Even Downs declares that “the triple convergence principle does not mean that expanding a congested road’s capacity has no benefits.” For example, added capacity allows for more travel, shortens the rush-hour period, and decreases congestion on surrounding routes.

Places like Orange County, San Diego, and Minneapolis have facilities—often called High Occupancy/Toll or HOT Lanes—that use variable tolling to keep traffic flowing briskly any time of day. HOT Lanes run parallel to regular lanes, so motorists can take ’em or leave ’em. Folks across the economic spectrum use and like HOT Lanes, and L.A. could get privately financed HOT Lanes all its own if local officials would pester state legislators to pass a law allowing for their creation. (And pols, don’t let Lou Dobbs-style fist-shakers cow you; surveys frequently show that people prefer tolls to taxes.)

And how about paying more attention to a quiet success story? From 1980 to 2000 only one commute mode other than solo driving gained market share—telecommuting. Since then it’s become even more popular, and why not? Unlike nearly everything else urban planners try to force-feed us, telecommuting passes the “give ’em something better” test. Telecommuting can compete with solo driving because it can offer something cars can’t—the instant commute. Certain forms of unfriendly policies, such as zoning ordinances against home-based businesses, can slow telecommuting’s progress. But this bottom-up congestion-buster emerged without government assistance (imagine: all that growth with no public subsidies), and it will continue to grow because it’s buoyed by societal trends (like always-improving technology and the ongoing shift to a knowledge-based economy) that are mightier than public policy.

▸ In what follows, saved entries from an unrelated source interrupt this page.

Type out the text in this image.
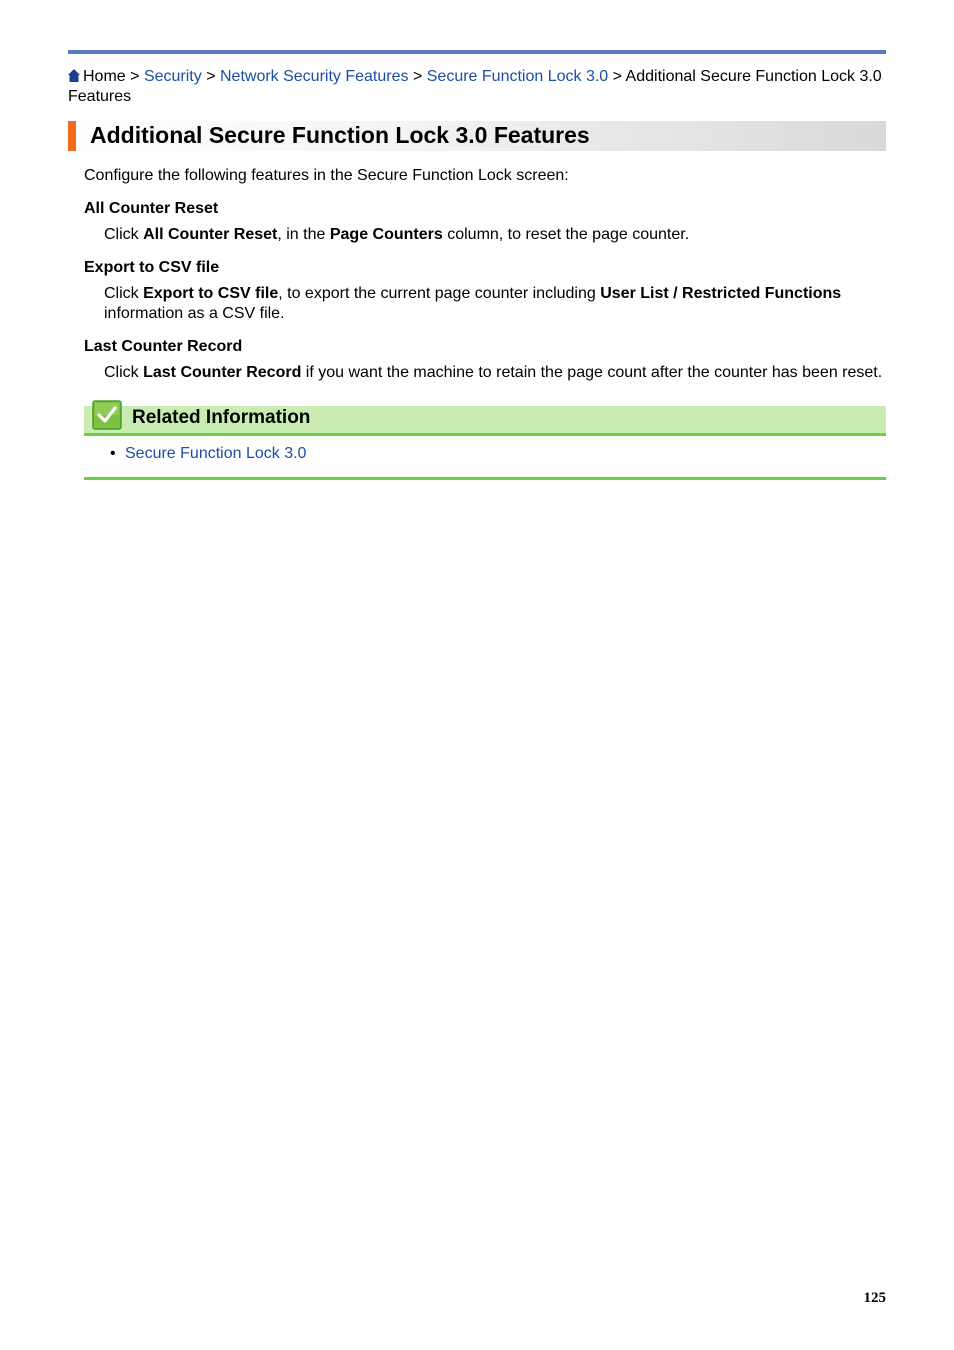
Home > Security > Network Security Features > Secure Function Lock 3.0 > Additional Secure Function Lock 3.0 Features
Additional Secure Function Lock 3.0 Features

Configure the following features in the Secure Function Lock screen:

All Counter Reset

Click All Counter Reset, in the Page Counters column, to reset the page counter.

Export to CSV file

Click Export to CSV file, to export the current page counter including User List / Restricted Functions information as a CSV file.

Last Counter Record

Click Last Counter Record if you want the machine to retain the page count after the counter has been reset.

Related Information
• Secure Function Lock 3.0
125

Reed: Methods that merely prolong our use of private transportation are just as problematic. As an avid supporter of new toll roads and high-occupancy toll lanes on existing freeways, you speculate that tolls may hold the promise of relegating the true cost of highway maintenance to the customer, which would surely discourage auto use even more. Yet recent horror stories about toll road agencies charging exuberant fines to users show that they promise to replace time lost in traffic with time lost in court.

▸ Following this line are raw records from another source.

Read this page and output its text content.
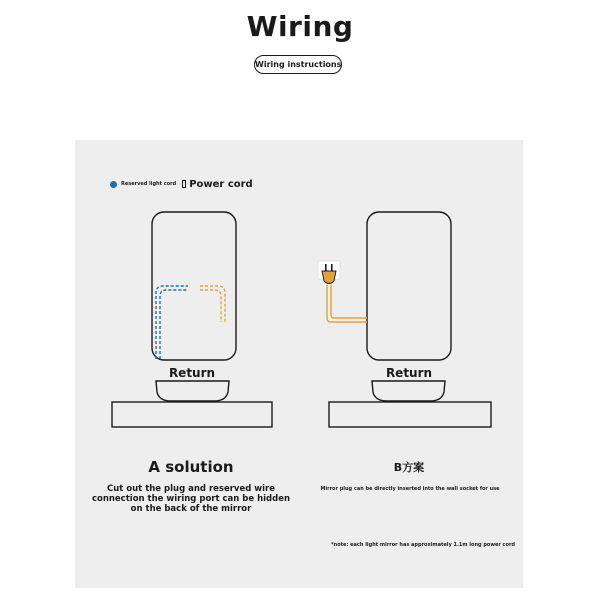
Wiring
Wiring instructions
Reserved light cord Power cord
Return	Return
A solution
Cut out the plug and reserved wire connection the wiring port can be hidden on the back of the mirror
B方案
Mirror plug can be directly inserted into the wall socket for use
*note: each light mirror has approximately 1.1m long power cord
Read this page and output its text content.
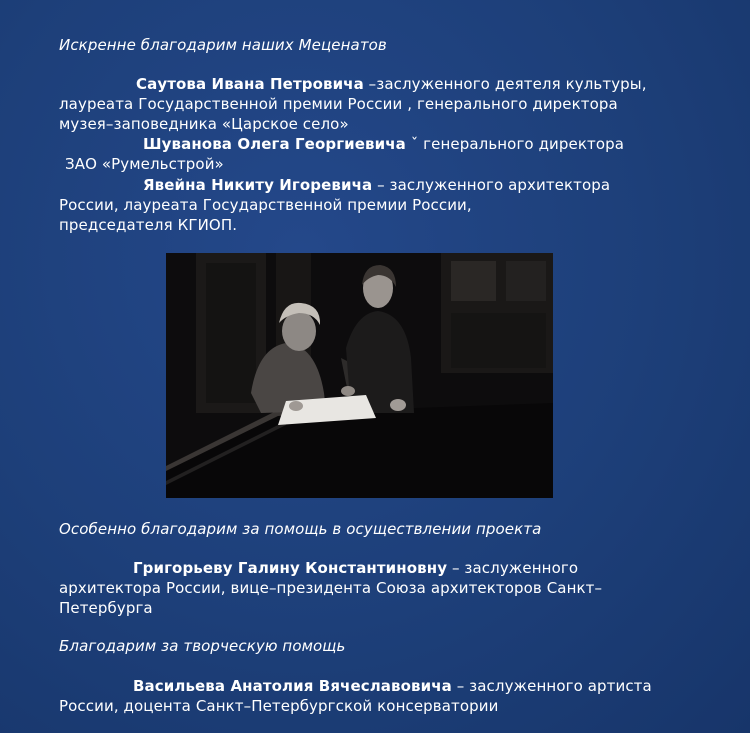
Искренне благодарим наших Меценатов
Саутова Ивана Петровича –заслуженного деятеля культуры,
лауреата Государственной премии России , генерального директора
музея–заповедника «Царское село»
Шуванова Олега Георгиевича ˇ генерального директора
ЗАО «Румельстрой»
Явейна Никиту Игоревича – заслуженного архитектора
России, лауреата Государственной премии России,
председателя КГИОП.
Особенно благодарим за помощь в осуществлении проекта
Григорьеву Галину Константиновну – заслуженного
архитектора России, вице–президента Союза архитекторов Санкт–
Петербурга
Благодарим за творческую помощь
Васильева Анатолия Вячеславовича – заслуженного артиста
России, доцента Санкт–Петербургской консерватории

Contrary to what you believe, federal funds allotted to road projects pay 80% to 90% of project costs but pay only 50% to 60% toward transit project costs. Naturally, states and cities build transportation projects based upon available funding. As a result, cities are clamoring for an ever-shrinking percentage of funds for transit. Citizens in Los Angeles and elsewhere voted to tax themselves to obtain matching grants for transit projects. (Note that many of these taxes have highway and bus elements as well, so money for various transportation improvements would also be available.)

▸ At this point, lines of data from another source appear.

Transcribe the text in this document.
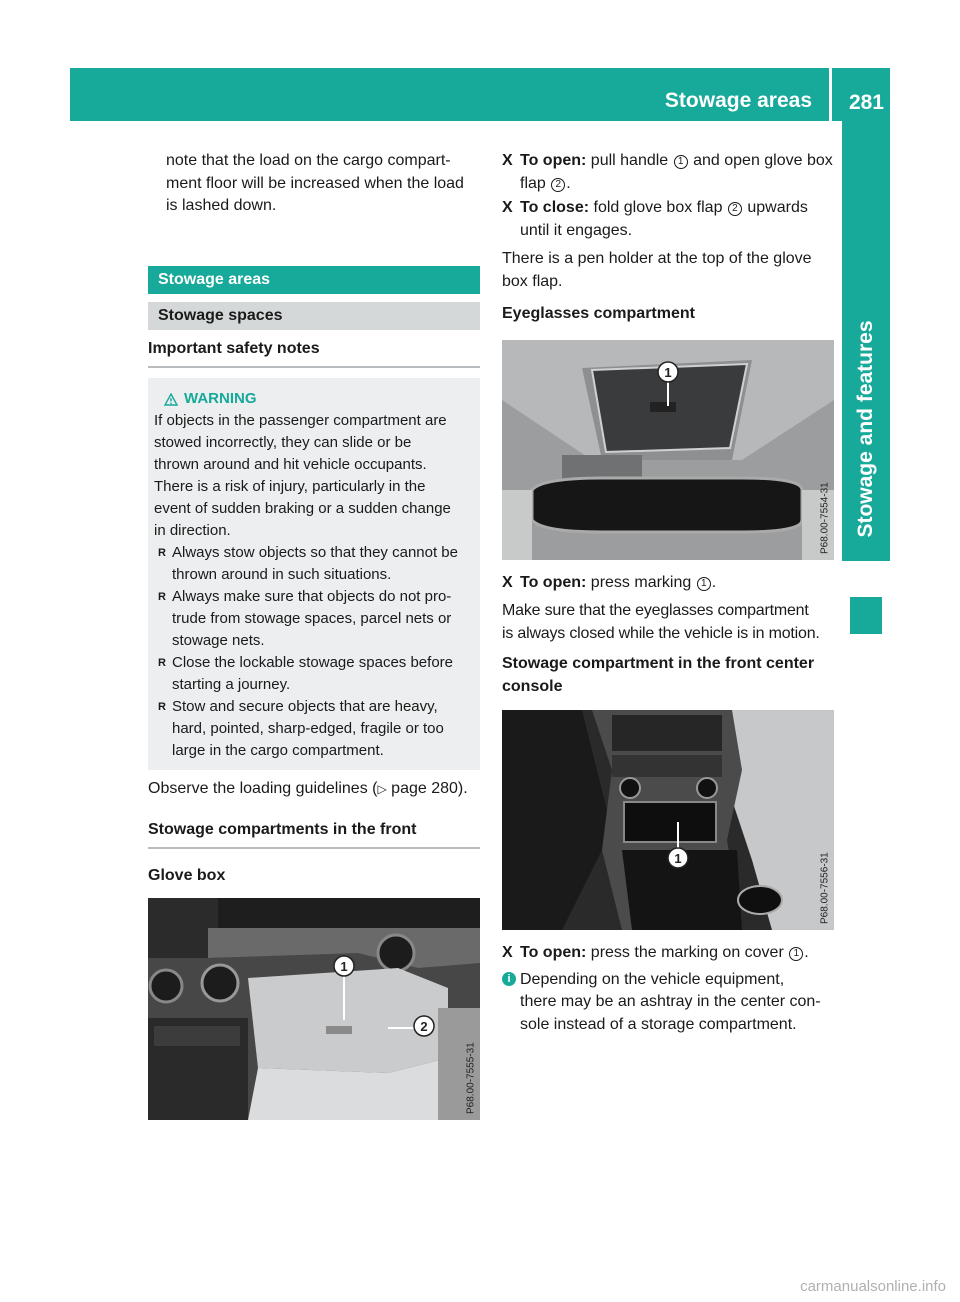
Stowage areas 281
Stowage and features

note that the load on the cargo compart-

ment floor will be increased when the load

is lashed down.

Stowage areas
Stowage spaces
Important safety notes
WARNING

If objects in the passenger compartment are

stowed incorrectly, they can slide or be

thrown around and hit vehicle occupants.

There is a risk of injury, particularly in the

event of sudden braking or a sudden change

in direction.

R Always stow objects so that they cannot be

thrown around in such situations.

R Always make sure that objects do not pro-

trude from stowage spaces, parcel nets or

stowage nets.

R Close the lockable stowage spaces before

starting a journey.

R Stow and secure objects that are heavy,

hard, pointed, sharp-edged, fragile or too

large in the cargo compartment.

Observe the loading guidelines (▷ page 280).

Stowage compartments in the front
Glove box
1
2
P68.00-7555-31
X To open: pull handle 1 and open glove box

flap 2 .

X To close: fold glove box flap 2 upwards

until it engages.

There is a pen holder at the top of the glove

box flap.

Eyeglasses compartment
1
P68.00-7554-31
X To open: press marking 1 .

Make sure that the eyeglasses compartment

is always closed while the vehicle is in motion.

Stowage compartment in the front center

console

1	P68.00-7556-31
X To open: press the marking on cover 1 .

i Depending on the vehicle equipment,

there may be an ashtray in the center con-

sole instead of a storage compartment.

carmanualsonline.info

Telecommuting, bicycling and other forms of alternatives to traditional commuting can also help, but at this time it is not realistic to expect these alternatives to carry the load of either automobile or transit commuting. However, the more alternatives we offer commuters, the more likely we can solve our traffic problems.

Me: Couple interesting things here. An admission that of course cities go after what money is available, but in the case of Charlotte — due to its perverse releationship with the General Assembly — the money that we could get was not for roads, but for trains. Federal money. Well, the federal money ain’t a slam dunk anymore. Certainly not for the $373 million North line or even for the $750 million Northeast line. The latter comes with the added cost of stuffing scarce state money into UNCC’s Uptown presence in order to “link” the two ends together. Recall that one of the last act’s of the Jim Black conspiracy was to plop a $45 million UNCC building Uptown to no good purpose.

Plus note Reed’s continued dismissal of telecommuting as a real, live congestion-reduction option. The pro-train side just HAS to do that because the cost is so much less and the need for expensive new land re-development completely removed.